Many studies have examined the cost/benefit of less vs more repetition of learning new physical skills. We’re talking sports, dance, music, martial arts, any physical skill. They found that for most people, most of the time, five is the ideal amount of gainful repetition.
- Learn more about learning styles and ‘spaced’ learning
- Learn more from a study on learning physical skills
The consensus was that less than five is too little repetition to put any technique or improvement into long-term memory at all. Gains in future recall increased until about five repetitions and then largely plateaued. Furthermore, going past ten repetitions for most skills not only lead to no further gains, but actually lead to decreased fidelity due to boredom. In short, continuously repeating something is usually counter-productive. There are exceptions of course. For example, if you are learning a new technique and repeat it five times and then reuse it slightly differently, you can make more incremental gains. As long as it feels like a fresh challenge, the student can keep improving, but only up to a saturation point. If you are playing tennis, you learn more from a one hour game than four hours of “hitting the ball” at a wall because a game is a live dynamic of angles, power, speed, and mobility. Learning is like building muscle. The brain responds best to variations on a theme.
The research agrees with my personal observations in teaching and coaching.
The Rule of Five in Wing Chun
Whether you are attacking or defending, we aim to practice 5 times/side. The first attack is just to feel it out. The attacker should hold back a bit because the defender is acclimating to the attack. Attacks 2 and 3 are ‘getting in gear’. Increase power and realism as the defender gets more confident and assured with balance, timing and movement. Attack 4 should be ‘solid’ where the attack feels real and the defender isn’t thinking too much. Attack 5 is ‘gold’. The attack should feel real and the defender should respond in an assured way that is clearly better than how they did the first repetition. Add a few more repetitions to get the feeling of clear improvement if needed, but don’t go past 8-9 reps/side. It won’t get any better. Excellence is the result of many small, repeated improvements.
Do a Full Followup (5) to Win
One of the founders of Wing Chun was Ng Mui (Fifth Nun).

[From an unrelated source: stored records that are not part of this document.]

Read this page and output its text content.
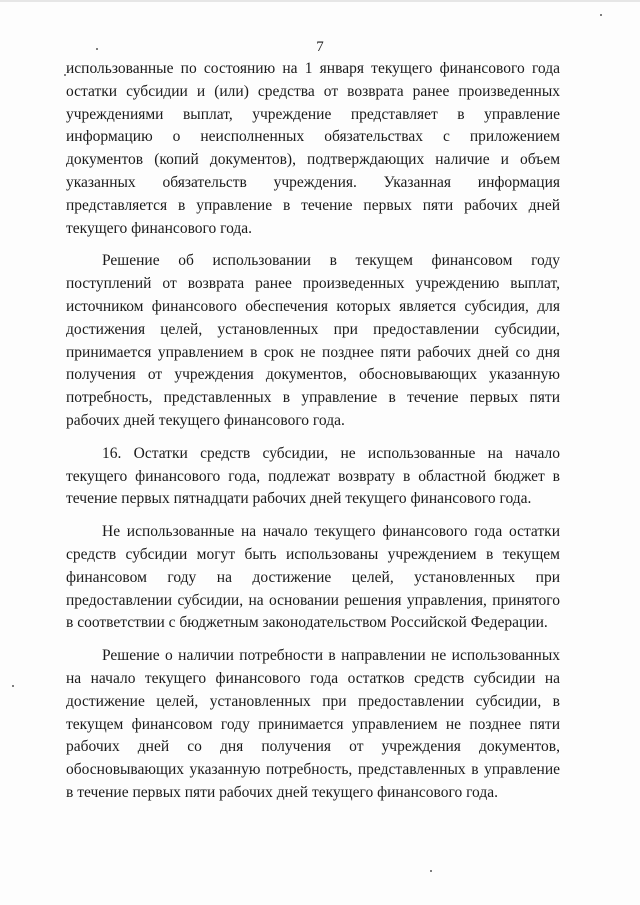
7

использованные по состоянию на 1 января текущего финансового года остатки субсидии и (или) средства от возврата ранее произведенных учреждениями выплат, учреждение представляет в управление информацию о неисполненных обязательствах с приложением документов (копий документов), подтверждающих наличие и объем указанных обязательств учреждения. Указанная информация представляется в управление в течение первых пяти рабочих дней текущего финансового года.

Решение об использовании в текущем финансовом году поступлений от возврата ранее произведенных учреждению выплат, источником финансового обеспечения которых является субсидия, для достижения целей, установленных при предоставлении субсидии, принимается управлением в срок не позднее пяти рабочих дней со дня получения от учреждения документов, обосновывающих указанную потребность, представленных в управление в течение первых пяти рабочих дней текущего финансового года.

16. Остатки средств субсидии, не использованные на начало текущего финансового года, подлежат возврату в областной бюджет в течение первых пятнадцати рабочих дней текущего финансового года.

Не использованные на начало текущего финансового года остатки средств субсидии могут быть использованы учреждением в текущем финансовом году на достижение целей, установленных при предоставлении субсидии, на основании решения управления, принятого в соответствии с бюджетным законодательством Российской Федерации.

Решение о наличии потребности в направлении не использованных на начало текущего финансового года остатков средств субсидии на достижение целей, установленных при предоставлении субсидии, в текущем финансовом году принимается управлением не позднее пяти рабочих дней со дня получения от учреждения документов, обосновывающих указанную потребность, представленных в управление в течение первых пяти рабочих дней текущего финансового года.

Every defense much be finished with a followup that is clear and decisive, dissolving the problem. In her honor, we normally follow up with at least five punches. If you lose count, add more. Never do less. Punching someone once or twice isn’t enough. You might knock them out in the first punch, but don’t count on it. Attackers move, dodge, and block. Sometimes your first few punches will be a bit weak because your range and power are non-ideal. In training, aim for every single punch to hit, but assume that any single punch could be ineffective or miss. The flurry or chain of wing chun punches will do the job, not any single punch. When we say five punch followup, we really mean “punch until you have the feeling of victory”. If someone attacks you, you need to convince them that it’s over and they can’t try again. Sometimes this can be resolved with a neck control, joint lock or throw, but assume that most of the time, you need to hurt them until they give up on fighting you. The steps are: move, deflect, hurt them, then run. When you stop punching them, your next action is to leave the scene. Convince them to stay down before you turn to leave. If you do a full follow up, including walking through their personal space as you punch, they are not going to pop up and try again.
1,2,3,4,5 = Yut, Yee, Sum, Say, Hnnmm
To help learning the first 5 numbers in Cantonese. use the following trick. Remember ‘yut’ and ‘yee’ are 1 and 2. When people can’t remember what’s next, some say hmmm. Sum say hnnnm are 3, 4,5.